What each one actually means
Both are legitimate ways to price construction work. The difference is who carries the risk if the job takes longer or costs more than expected.
- Fixed-bid (lump sum)— the contractor quotes one number for a defined scope. If it takes longer or materials cost more than they figured, that's on them. The price you sign is the price you pay, unless you change the scope.
- Time-and-materials (T&M)— you pay for actual labor hours plus the cost of materials, usually with a markup. The final number isn't known until the work is done. The risk sits with you.
Fixed-bid moves the risk to the builder. T&M keeps it with the homeowner. That's the whole story — everything else is detail.
Where each one makes sense
Neither is a scam. A good contractor uses the right one for the situation:
| Pricing | Best for | Who carries the risk |
|---|---|---|
| Fixed-bid | Defined scope — kitchens, baths, additions, decks | The contractor |
| Time-and-materials | Unknown conditions — demo, repairs, “open it up and see” | The homeowner |
| T&M with a cap | Uncertain scope you still want a ceiling on | Shared — capped at the not-to-exceed |
Most full remodels should be fixed-bid. Genuinely unknown work — opening a wall in a 1950s house, chasing a leak — is honestly quoted T&M, ideally with a cap.
The catch with each
A fixed bid is only as good as the scope behind it. If the scope is vague, the contractor either padded the number to cover themselves, or they'll come back with change orders the moment anything is unclear. A real fixed bid comes with a line-item scope and an allowances sheet so you can see exactly what's in and what's out.

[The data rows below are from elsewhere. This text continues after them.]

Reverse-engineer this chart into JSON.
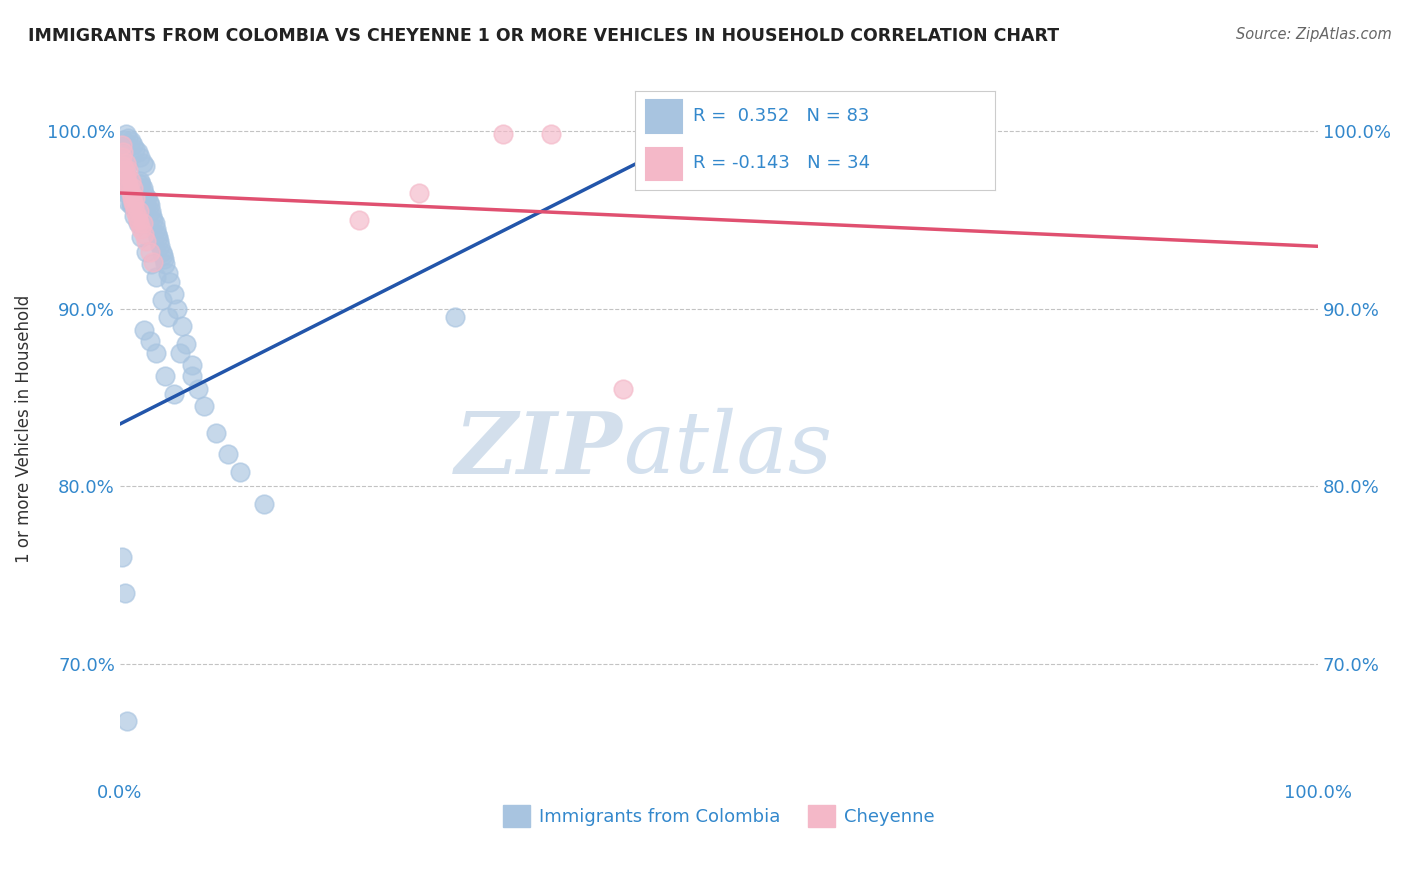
{
  "title": "IMMIGRANTS FROM COLOMBIA VS CHEYENNE 1 OR MORE VEHICLES IN HOUSEHOLD CORRELATION CHART",
  "source": "Source: ZipAtlas.com",
  "ylabel": "1 or more Vehicles in Household",
  "ytick_labels": [
    "70.0%",
    "80.0%",
    "90.0%",
    "100.0%"
  ],
  "ytick_values": [
    0.7,
    0.8,
    0.9,
    1.0
  ],
  "xlim": [
    0.0,
    1.0
  ],
  "ylim": [
    0.635,
    1.03
  ],
  "legend_label1": "Immigrants from Colombia",
  "legend_label2": "Cheyenne",
  "r1": 0.352,
  "n1": 83,
  "r2": -0.143,
  "n2": 34,
  "blue_color": "#a8c4e0",
  "pink_color": "#f4b8c8",
  "blue_line_color": "#2255aa",
  "pink_line_color": "#e05070",
  "watermark_zip": "ZIP",
  "watermark_atlas": "atlas",
  "blue_line_x0": 0.0,
  "blue_line_y0": 0.835,
  "blue_line_x1": 0.5,
  "blue_line_y1": 1.005,
  "pink_line_x0": 0.0,
  "pink_line_y0": 0.965,
  "pink_line_x1": 1.0,
  "pink_line_y1": 0.935,
  "blue_scatter_x": [
    0.002,
    0.003,
    0.004,
    0.005,
    0.006,
    0.007,
    0.008,
    0.009,
    0.01,
    0.011,
    0.012,
    0.013,
    0.014,
    0.015,
    0.016,
    0.017,
    0.018,
    0.019,
    0.02,
    0.021,
    0.022,
    0.023,
    0.024,
    0.025,
    0.026,
    0.027,
    0.028,
    0.029,
    0.03,
    0.031,
    0.032,
    0.033,
    0.034,
    0.035,
    0.036,
    0.037,
    0.038,
    0.04,
    0.042,
    0.045,
    0.048,
    0.052,
    0.055,
    0.06,
    0.065,
    0.07,
    0.08,
    0.09,
    0.1,
    0.12,
    0.003,
    0.005,
    0.007,
    0.009,
    0.011,
    0.013,
    0.015,
    0.017,
    0.019,
    0.021,
    0.003,
    0.005,
    0.007,
    0.009,
    0.012,
    0.015,
    0.018,
    0.022,
    0.026,
    0.03,
    0.035,
    0.04,
    0.05,
    0.06,
    0.28,
    0.02,
    0.025,
    0.03,
    0.038,
    0.045,
    0.002,
    0.004,
    0.006
  ],
  "blue_scatter_y": [
    0.99,
    0.985,
    0.98,
    0.975,
    0.975,
    0.97,
    0.965,
    0.96,
    0.958,
    0.96,
    0.962,
    0.965,
    0.963,
    0.968,
    0.97,
    0.972,
    0.97,
    0.968,
    0.965,
    0.96,
    0.958,
    0.962,
    0.96,
    0.958,
    0.955,
    0.952,
    0.95,
    0.948,
    0.945,
    0.942,
    0.94,
    0.938,
    0.935,
    0.932,
    0.93,
    0.928,
    0.925,
    0.92,
    0.915,
    0.908,
    0.9,
    0.89,
    0.88,
    0.868,
    0.855,
    0.845,
    0.83,
    0.818,
    0.808,
    0.79,
    0.995,
    0.998,
    0.996,
    0.994,
    0.992,
    0.99,
    0.988,
    0.985,
    0.982,
    0.98,
    0.968,
    0.965,
    0.96,
    0.958,
    0.952,
    0.948,
    0.94,
    0.932,
    0.925,
    0.918,
    0.905,
    0.895,
    0.875,
    0.862,
    0.895,
    0.888,
    0.882,
    0.875,
    0.862,
    0.852,
    0.76,
    0.74,
    0.668
  ],
  "pink_scatter_x": [
    0.002,
    0.003,
    0.004,
    0.005,
    0.006,
    0.007,
    0.008,
    0.009,
    0.01,
    0.011,
    0.012,
    0.013,
    0.014,
    0.015,
    0.016,
    0.018,
    0.02,
    0.022,
    0.025,
    0.028,
    0.002,
    0.003,
    0.005,
    0.007,
    0.009,
    0.011,
    0.013,
    0.016,
    0.019,
    0.32,
    0.36,
    0.25,
    0.2,
    0.42
  ],
  "pink_scatter_y": [
    0.985,
    0.98,
    0.978,
    0.975,
    0.972,
    0.97,
    0.968,
    0.965,
    0.962,
    0.96,
    0.958,
    0.955,
    0.952,
    0.95,
    0.948,
    0.945,
    0.942,
    0.938,
    0.932,
    0.926,
    0.992,
    0.988,
    0.982,
    0.978,
    0.972,
    0.968,
    0.962,
    0.955,
    0.948,
    0.998,
    0.998,
    0.965,
    0.95,
    0.855
  ]
}
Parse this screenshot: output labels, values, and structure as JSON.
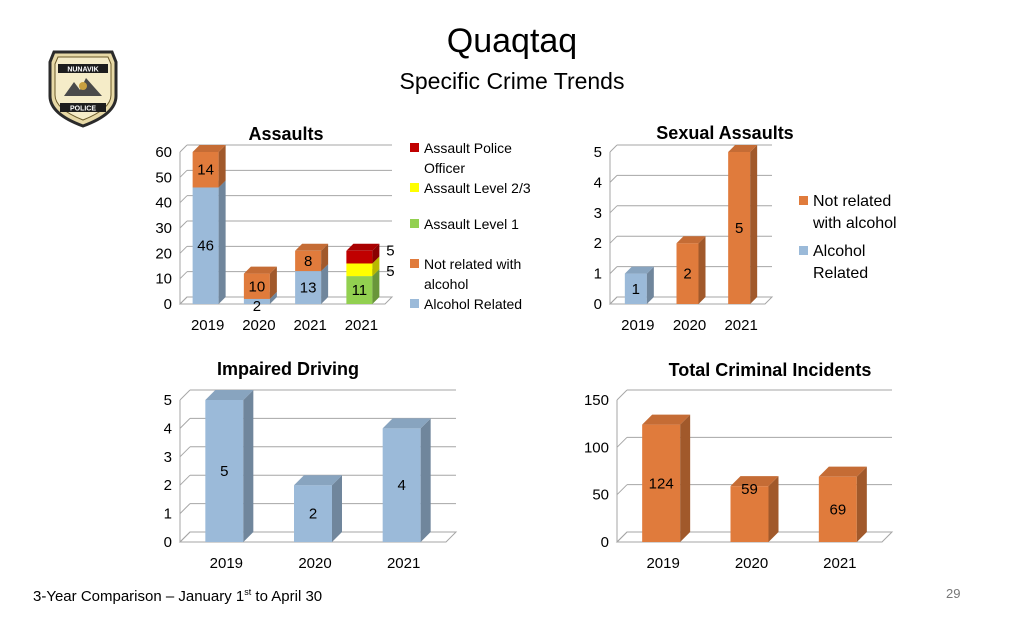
{
  "title": "Quaqtaq",
  "subtitle": "Specific Crime Trends",
  "footer": {
    "pre": "3-Year Comparison – January 1",
    "sup": "st",
    "post": " to April 30"
  },
  "page_number": "29",
  "logo": {
    "name": "NUNAVIK",
    "sub": "POLICE"
  },
  "colors": {
    "red": "#c00000",
    "yellow": "#ffff00",
    "green": "#92d050",
    "orange": "#e07b3c",
    "blue": "#9bbad9"
  },
  "legends": {
    "assaults": [
      {
        "label": "Assault Police Officer",
        "color": "#c00000"
      },
      {
        "label": "Assault Level 2/3",
        "color": "#ffff00"
      },
      {
        "label": "Assault Level 1",
        "color": "#92d050"
      },
      {
        "label": "Not related with alcohol",
        "color": "#e07b3c"
      },
      {
        "label": "Alcohol Related",
        "color": "#9bbad9"
      }
    ],
    "sexual": [
      {
        "label": "Not related with alcohol",
        "color": "#e07b3c"
      },
      {
        "label": "Alcohol Related",
        "color": "#9bbad9"
      }
    ]
  },
  "chart_data": [
    {
      "id": "assaults",
      "type": "bar",
      "title": "Assaults",
      "stacked": true,
      "categories": [
        "2019",
        "2020",
        "2021",
        "2021"
      ],
      "ylim": [
        0,
        60
      ],
      "yticks": [
        0,
        10,
        20,
        30,
        40,
        50,
        60
      ],
      "series": [
        {
          "name": "Alcohol Related",
          "color": "#9bbad9",
          "values": [
            46,
            2,
            13,
            null
          ]
        },
        {
          "name": "Not related with alcohol",
          "color": "#e07b3c",
          "values": [
            14,
            10,
            8,
            null
          ]
        },
        {
          "name": "Assault Level 1",
          "color": "#92d050",
          "values": [
            null,
            null,
            null,
            11
          ]
        },
        {
          "name": "Assault Level 2/3",
          "color": "#ffff00",
          "values": [
            null,
            null,
            null,
            5
          ]
        },
        {
          "name": "Assault Police Officer",
          "color": "#c00000",
          "values": [
            null,
            null,
            null,
            5
          ]
        }
      ]
    },
    {
      "id": "sexual",
      "type": "bar",
      "title": "Sexual Assaults",
      "categories": [
        "2019",
        "2020",
        "2021"
      ],
      "ylim": [
        0,
        5
      ],
      "yticks": [
        0,
        1,
        2,
        3,
        4,
        5
      ],
      "series": [
        {
          "name": "Alcohol Related",
          "color": "#9bbad9",
          "values": [
            1,
            null,
            null
          ]
        },
        {
          "name": "Not related with alcohol",
          "color": "#e07b3c",
          "values": [
            null,
            2,
            5
          ]
        }
      ]
    },
    {
      "id": "impaired",
      "type": "bar",
      "title": "Impaired Driving",
      "categories": [
        "2019",
        "2020",
        "2021"
      ],
      "ylim": [
        0,
        5
      ],
      "yticks": [
        0,
        1,
        2,
        3,
        4,
        5
      ],
      "series": [
        {
          "color": "#9bbad9",
          "values": [
            5,
            2,
            4
          ]
        }
      ]
    },
    {
      "id": "total",
      "type": "bar",
      "title": "Total Criminal Incidents",
      "categories": [
        "2019",
        "2020",
        "2021"
      ],
      "ylim": [
        0,
        150
      ],
      "yticks": [
        0,
        50,
        100,
        150
      ],
      "series": [
        {
          "color": "#e07b3c",
          "values": [
            124,
            59,
            69
          ]
        }
      ]
    }
  ]
}
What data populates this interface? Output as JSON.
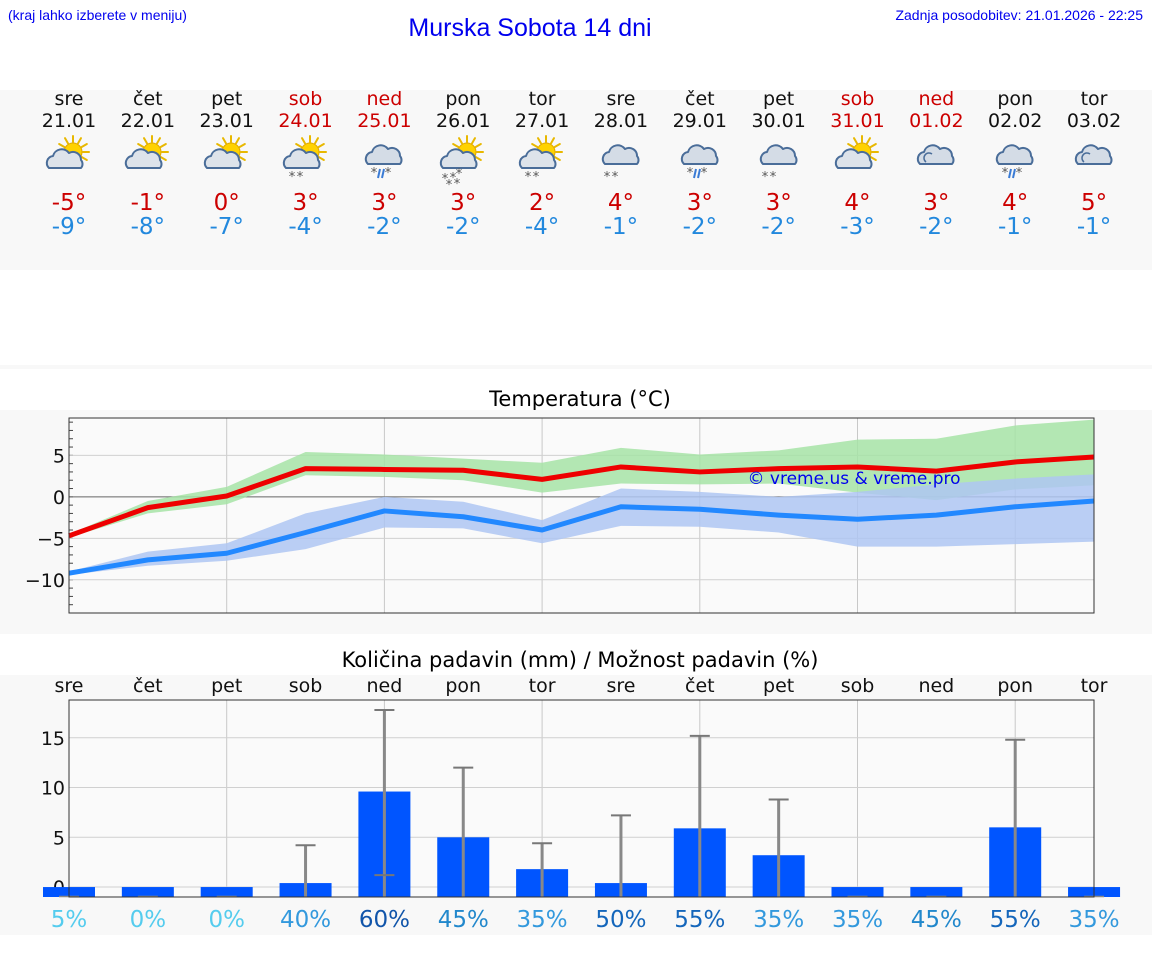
{
  "header": {
    "hint": "(kraj lahko izberete v meniju)",
    "title": "Murska Sobota 14 dni",
    "updated": "Zadnja posodobitev: 21.01.2026 - 22:25"
  },
  "days": [
    {
      "name": "sre",
      "date": "21.01",
      "weekend": false,
      "icon": "sun-cloud-icon",
      "max": "-5°",
      "min": "-9°"
    },
    {
      "name": "čet",
      "date": "22.01",
      "weekend": false,
      "icon": "sun-cloud-icon",
      "max": "-1°",
      "min": "-8°"
    },
    {
      "name": "pet",
      "date": "23.01",
      "weekend": false,
      "icon": "sun-cloud-icon",
      "max": "0°",
      "min": "-7°"
    },
    {
      "name": "sob",
      "date": "24.01",
      "weekend": true,
      "icon": "sun-cloud-snow-icon",
      "max": "3°",
      "min": "-4°"
    },
    {
      "name": "ned",
      "date": "25.01",
      "weekend": true,
      "icon": "cloud-sleet-icon",
      "max": "3°",
      "min": "-2°"
    },
    {
      "name": "pon",
      "date": "26.01",
      "weekend": false,
      "icon": "sun-cloud-heavy-snow-icon",
      "max": "3°",
      "min": "-2°"
    },
    {
      "name": "tor",
      "date": "27.01",
      "weekend": false,
      "icon": "sun-cloud-snow-icon",
      "max": "2°",
      "min": "-4°"
    },
    {
      "name": "sre",
      "date": "28.01",
      "weekend": false,
      "icon": "cloud-snow-icon",
      "max": "4°",
      "min": "-1°"
    },
    {
      "name": "čet",
      "date": "29.01",
      "weekend": false,
      "icon": "cloud-sleet-icon",
      "max": "3°",
      "min": "-2°"
    },
    {
      "name": "pet",
      "date": "30.01",
      "weekend": false,
      "icon": "cloud-snow-icon",
      "max": "3°",
      "min": "-2°"
    },
    {
      "name": "sob",
      "date": "31.01",
      "weekend": true,
      "icon": "sun-cloud-icon",
      "max": "4°",
      "min": "-3°"
    },
    {
      "name": "ned",
      "date": "01.02",
      "weekend": true,
      "icon": "cloud-icon",
      "max": "3°",
      "min": "-2°"
    },
    {
      "name": "pon",
      "date": "02.02",
      "weekend": false,
      "icon": "cloud-sleet-icon",
      "max": "4°",
      "min": "-1°"
    },
    {
      "name": "tor",
      "date": "03.02",
      "weekend": false,
      "icon": "cloud-icon",
      "max": "5°",
      "min": "-1°"
    }
  ],
  "chart_data": [
    {
      "type": "line",
      "title": "Temperatura (°C)",
      "watermark": "© vreme.us & vreme.pro",
      "ylim": [
        -14,
        9.5
      ],
      "yticks": [
        -10,
        -5,
        0,
        5
      ],
      "ytick_labels": [
        "−10",
        "−5",
        "0",
        "5"
      ],
      "x": [
        0,
        1,
        2,
        3,
        4,
        5,
        6,
        7,
        8,
        9,
        10,
        11,
        12,
        13
      ],
      "series": [
        {
          "name": "max",
          "color": "#ee0000",
          "values": [
            -4.7,
            -1.3,
            0.1,
            3.4,
            3.3,
            3.2,
            2.1,
            3.6,
            3.0,
            3.4,
            3.6,
            3.1,
            4.2,
            4.8
          ],
          "band_low": [
            -4.9,
            -2.0,
            -0.9,
            2.6,
            2.4,
            2.0,
            0.5,
            1.6,
            1.5,
            1.6,
            0.5,
            -0.4,
            0.9,
            1.4
          ],
          "band_high": [
            -4.5,
            -0.5,
            1.2,
            5.4,
            5.1,
            4.6,
            4.1,
            5.9,
            5.1,
            5.6,
            6.9,
            7.0,
            8.6,
            9.3
          ],
          "band_color": "#a6e3a6"
        },
        {
          "name": "min",
          "color": "#2288ff",
          "values": [
            -9.2,
            -7.6,
            -6.8,
            -4.3,
            -1.7,
            -2.4,
            -4.0,
            -1.2,
            -1.5,
            -2.2,
            -2.7,
            -2.2,
            -1.2,
            -0.5
          ],
          "band_low": [
            -9.4,
            -8.3,
            -7.7,
            -6.3,
            -3.7,
            -3.8,
            -5.6,
            -3.5,
            -3.6,
            -4.3,
            -6.0,
            -6.0,
            -5.7,
            -5.4
          ],
          "band_high": [
            -9.0,
            -6.6,
            -5.6,
            -2.0,
            0.0,
            -0.6,
            -2.8,
            1.0,
            0.6,
            0.0,
            0.6,
            1.5,
            2.2,
            2.7
          ],
          "band_color": "#aec6f2"
        }
      ]
    },
    {
      "type": "bar",
      "title": "Količina padavin (mm) / Možnost padavin (%)",
      "categories": [
        "sre",
        "čet",
        "pet",
        "sob",
        "ned",
        "pon",
        "tor",
        "sre",
        "čet",
        "pet",
        "sob",
        "ned",
        "pon",
        "tor"
      ],
      "ylim": [
        -1,
        18.8
      ],
      "yticks": [
        0,
        5,
        10,
        15
      ],
      "ytick_labels": [
        "0",
        "5",
        "10",
        "15"
      ],
      "values": [
        0,
        0,
        0,
        0.4,
        9.6,
        5.0,
        1.8,
        0.4,
        5.9,
        3.2,
        0,
        0,
        6.0,
        0
      ],
      "err_low": [
        0,
        0,
        0,
        0,
        1.2,
        0,
        0,
        0,
        0,
        0,
        0,
        0,
        0,
        0
      ],
      "err_high": [
        0,
        0,
        0,
        4.2,
        17.8,
        12.0,
        4.4,
        7.2,
        15.2,
        8.8,
        0,
        0,
        14.8,
        0
      ],
      "bar_color": "#0055ff",
      "probability": [
        "5%",
        "0%",
        "0%",
        "40%",
        "60%",
        "45%",
        "35%",
        "50%",
        "55%",
        "35%",
        "35%",
        "45%",
        "55%",
        "35%"
      ],
      "probability_colors": [
        "#55ccee",
        "#55ccee",
        "#55ccee",
        "#3399dd",
        "#1155aa",
        "#2288cc",
        "#3399dd",
        "#1466bb",
        "#1466bb",
        "#3399dd",
        "#3399dd",
        "#2288cc",
        "#1466bb",
        "#3399dd"
      ]
    }
  ]
}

T&M's catch is obvious: open-ended. Without a cap and without itemized timesheets, you're trusting that every logged hour was necessary. T&M is fine when conditions are truly unknown — but ask for a not-to-exceed number and receipts.
What a real fixed bid includes
If a contractor hands you a one-line number with no breakdown, that's not a fixed bid — it's a guess waiting to creep. A real one has:
- A line-item scope of work— what's being demoed, built, and finished, room by room.
- An allowances sheet — set dollar amounts for finishes you pick later (tile, cabinets, fixtures), so the budget is clear and you stay in control.
- A payment schedule — draws tied to milestones, never paid ahead of completed work.
- A change-order clause — any scope change gets priced and approved in writing before work proceeds.
So which should you ask for?
Fixed-bid for any project with a knowable scope — which is most remodels. You get a number you can budget around and the contractor owns the overruns. This is the right default for homeowners.
T&M with a capwhen there's a real unknown — old wiring, suspected water damage, a foundation question. The cap gives you a worst case while still paying only for what the work actually takes.
Pure, uncapped T&Monly for small, short, genuinely open-ended fixes — and only with itemized timesheets. For a whole remodel, uncapped T&M is where budgets quietly double.
The real tell
However a contractor prices it, the protection is in the paperwork. A clear scope, an allowances sheet, a milestone payment schedule, and a written change-order process — that's what keeps the final invoice matching the bid. Anyone who won't put the scope in writing is the risk, not the pricing model. We quote fixed-bid by default, and we'll tell you straight when a piece of your project genuinely belongs on T&M — with a cap.